Even so we know that some of the tars produced during wood pyrolysis 
are not volatilised till quite high temperatures.
>
> Yes, there is an endothermic reaction
> C + H2O ---> CO + H2 delH = 7.3kJ/g water
> but it must be offset against the exotherm
> CO + H2O ---> CO2 + H2 delH = -2.3kJ/g water
> (and similar for unburned hydrocarbons)
> So the endotherm would play only a small role, and you would get
> that energy back with interest when the CO and H2 combusted once
> there was enough air.

Yes we know that the effect is something within the flame and that 
overall as long as the flame is clean the energy balance isn't 
changed apart from the mass flow of the introduced steam.

Even with the equations above it shows that the steam does take 
energy from the flame but we can only know how it will affect the 
energy balance in the flame if we know the cv of the gases being 
flared and the total massflow.

Now we know that some fuels have a high propensity to form sooty 
particles, Tom Reed has, in the past, referred to a lamp flame 
length test that is used to classify these (liquid) fuels (and that 
this was a measure of the ability to resist detonation in an engine, 
which we all probably know is also an area where steam is added when 
an engine is working at its limit). This seemed to fit in with the 
idea that the diffuse flame simply did not have enough surface area 
to volume ratio to allow oxygen to diffuse and completely oxidise 
all the gaseous products in the flame, hence hydrogen was stripped 
and oxidised to steam whilst the remaining carbon clumped and 
carried on out of the flame, resisting oxidation. 

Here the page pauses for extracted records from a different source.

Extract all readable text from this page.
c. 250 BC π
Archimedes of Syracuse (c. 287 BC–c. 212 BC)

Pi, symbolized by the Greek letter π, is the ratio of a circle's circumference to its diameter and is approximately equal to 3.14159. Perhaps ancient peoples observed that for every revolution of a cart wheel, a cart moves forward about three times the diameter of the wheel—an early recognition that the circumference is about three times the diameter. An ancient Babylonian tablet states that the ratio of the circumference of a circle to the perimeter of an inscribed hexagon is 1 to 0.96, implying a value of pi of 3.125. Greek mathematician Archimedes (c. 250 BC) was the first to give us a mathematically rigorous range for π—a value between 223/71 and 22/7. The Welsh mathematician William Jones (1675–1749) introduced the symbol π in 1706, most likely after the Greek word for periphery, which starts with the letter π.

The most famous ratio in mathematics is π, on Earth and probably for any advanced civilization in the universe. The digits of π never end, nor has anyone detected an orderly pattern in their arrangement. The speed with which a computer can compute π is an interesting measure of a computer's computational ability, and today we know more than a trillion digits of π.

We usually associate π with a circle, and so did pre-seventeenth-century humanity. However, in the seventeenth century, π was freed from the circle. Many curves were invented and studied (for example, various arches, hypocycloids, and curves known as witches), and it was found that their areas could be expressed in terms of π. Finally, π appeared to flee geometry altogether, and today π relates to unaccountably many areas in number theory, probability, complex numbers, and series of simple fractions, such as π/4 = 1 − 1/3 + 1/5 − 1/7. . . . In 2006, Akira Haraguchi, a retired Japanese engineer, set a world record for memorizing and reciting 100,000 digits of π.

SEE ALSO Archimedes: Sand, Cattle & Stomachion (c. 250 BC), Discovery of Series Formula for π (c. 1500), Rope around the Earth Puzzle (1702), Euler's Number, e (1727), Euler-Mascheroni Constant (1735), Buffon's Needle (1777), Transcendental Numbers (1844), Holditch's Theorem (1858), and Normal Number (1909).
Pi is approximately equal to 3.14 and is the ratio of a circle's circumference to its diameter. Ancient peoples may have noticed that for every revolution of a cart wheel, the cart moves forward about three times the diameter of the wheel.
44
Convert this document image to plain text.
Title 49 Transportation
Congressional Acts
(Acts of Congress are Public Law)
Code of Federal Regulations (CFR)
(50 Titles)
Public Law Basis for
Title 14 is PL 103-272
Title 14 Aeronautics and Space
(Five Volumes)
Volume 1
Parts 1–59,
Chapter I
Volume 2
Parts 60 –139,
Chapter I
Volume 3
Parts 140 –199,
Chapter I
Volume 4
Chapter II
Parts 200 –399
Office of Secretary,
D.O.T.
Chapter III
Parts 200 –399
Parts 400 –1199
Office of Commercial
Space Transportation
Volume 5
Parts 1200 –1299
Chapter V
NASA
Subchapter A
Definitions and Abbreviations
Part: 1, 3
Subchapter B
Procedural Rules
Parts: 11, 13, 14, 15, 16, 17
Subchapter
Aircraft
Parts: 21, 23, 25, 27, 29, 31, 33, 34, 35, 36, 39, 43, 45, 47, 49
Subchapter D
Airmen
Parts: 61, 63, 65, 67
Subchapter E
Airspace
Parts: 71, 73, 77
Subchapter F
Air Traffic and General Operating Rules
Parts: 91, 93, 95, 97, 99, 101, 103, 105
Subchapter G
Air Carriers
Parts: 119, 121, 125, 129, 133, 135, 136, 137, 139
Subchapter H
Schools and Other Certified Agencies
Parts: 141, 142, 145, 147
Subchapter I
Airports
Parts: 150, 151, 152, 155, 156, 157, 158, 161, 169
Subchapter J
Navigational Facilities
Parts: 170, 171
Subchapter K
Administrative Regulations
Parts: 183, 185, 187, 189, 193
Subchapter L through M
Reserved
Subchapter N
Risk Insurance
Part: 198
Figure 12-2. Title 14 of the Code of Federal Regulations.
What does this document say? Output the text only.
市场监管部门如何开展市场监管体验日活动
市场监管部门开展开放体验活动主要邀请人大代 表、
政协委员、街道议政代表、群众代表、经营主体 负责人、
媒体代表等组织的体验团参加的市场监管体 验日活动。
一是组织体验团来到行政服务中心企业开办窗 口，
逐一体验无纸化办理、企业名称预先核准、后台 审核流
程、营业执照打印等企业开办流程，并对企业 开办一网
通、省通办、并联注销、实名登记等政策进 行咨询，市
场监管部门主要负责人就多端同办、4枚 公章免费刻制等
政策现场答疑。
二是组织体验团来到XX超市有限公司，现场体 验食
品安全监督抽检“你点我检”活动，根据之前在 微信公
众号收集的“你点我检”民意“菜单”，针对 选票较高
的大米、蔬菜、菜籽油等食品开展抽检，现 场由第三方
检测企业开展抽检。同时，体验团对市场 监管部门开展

I haven't tried, or have the easy means to try, to add steam to a 
sooty flame, so I haven't even seen it demonstrated but Peter's idea 
that the steam had a physical effect by moderating the flame 
temperature didn't sit quite right as any inert gas should have a 
similar effect, which is why I suggested the water gas reaction 
could both moderate the temperature in the middle of the flame and 
subdue high temperature cracking by partial oxidation as well as 
producing a small amount of H2 and CO.
>
> At flame temperatures, the pyrolysis products react very rapidly
> with steam - faster than they do with oxygen - which is why steam
> injection is effective.
>
> Smoke is combustible, and therefore represents an energy loss.  If
> it takes a bit of steam to stop the smoke, you win air-pollution
> wise at minimal cost.

Yes, I'm not knocking it if it works, just wondering what is 
happening.

Being able to increase the length of a clean diffuse flame by adding 
steam may be interesting to those using oil lamps.